Plugins whose dependencies are not installed are silently skipped -- unless they were explicitly listed in enabled_plugins, which raises TripwireConfigError.

Third-party plugins via entry points

After built-in plugins are loaded, tripwire discovers third-party plugins registered under the tripwire.plugins entry point group:

for ep in entry_points(group="tripwire.plugins"):
    plugin_cls = ep.load()
    plugin_cls(verifier)

This allows library authors to ship tripwire plugins that activate automatically when installed.

Deduplication

The _register_plugin() method on StrictVerifier silently skips duplicate plugin types. If a plugin class is registered both by the built-in registry and by an entry point, only the first instance is kept.

pytest Integration

tripwire ships as a pytest plugin, registered via the tripwire entry point. It provides two fixtures:

_tripwire_auto_verifier (autouse)

This fixture runs automatically for every test. It:

  1. Creates a fresh StrictVerifier (which auto-instantiates all enabled plugins).
  2. Sets the _current_test_verifier ContextVar so module-level functions like tripwire.mock() and tripwire.http.mock_response() can find the verifier.
  3. Yields the verifier to the test.
  4. On teardown, resets the ContextVar and calls verify_all().
@pytest.fixture(autouse=True)
def _tripwire_auto_verifier() -> Generator[StrictVerifier, None, None]:
    verifier = StrictVerifier()
    token = _current_test_verifier.set(verifier)
    yield verifier
    _current_test_verifier.reset(token)
    verifier.verify_all()

Because it is autouse, test authors do not need to request it. Every test gets a verifier, and every test gets verify_all() at teardown. If a test does not use tripwire at all, verify_all() is a no-op (no interactions, no mocks, nothing to verify).

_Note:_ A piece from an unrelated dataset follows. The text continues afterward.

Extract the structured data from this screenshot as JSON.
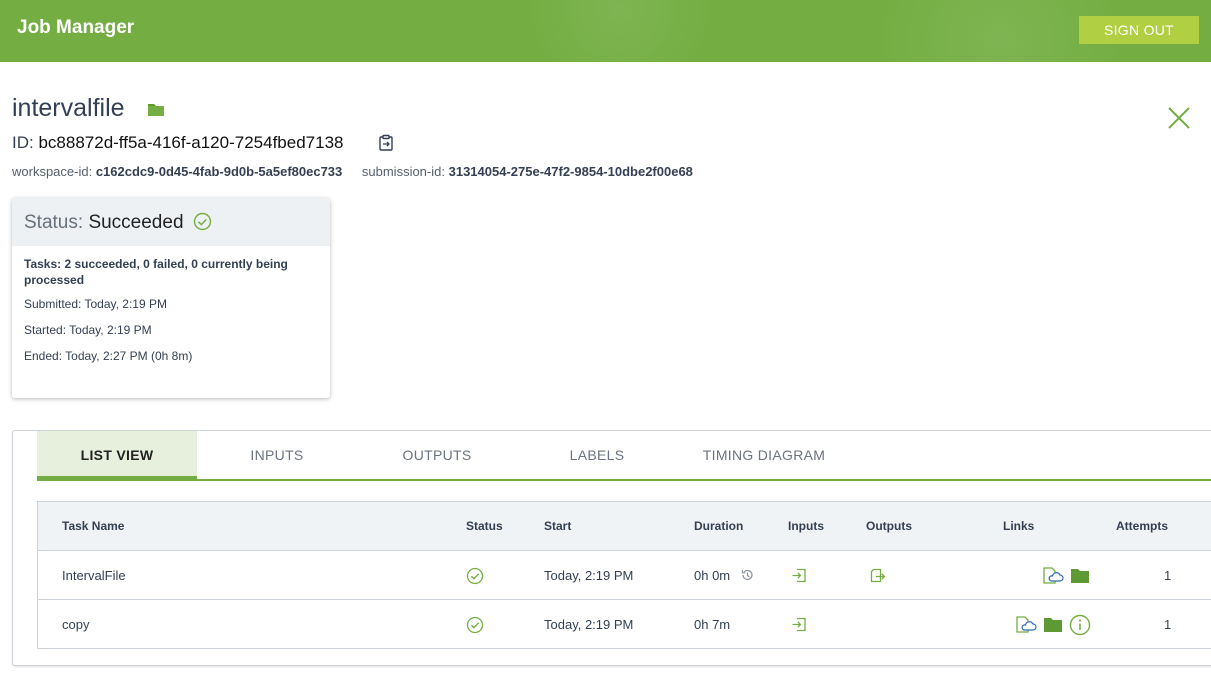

tripwire_verifier (explicit)

For tests that need direct access to the verifier instance (e.g., to manually construct plugins), the tripwire_verifier fixture exposes the same verifier created by the autouse fixture.

The sandbox is not automatic

The pytest plugin creates the verifier and runs verification, but it does not activate the sandbox automatically. The test author controls sandbox lifetime with with tripwire: or async with tripwire:. This is intentional: mock registration and assertions happen outside the sandbox, and only the code under test runs inside it.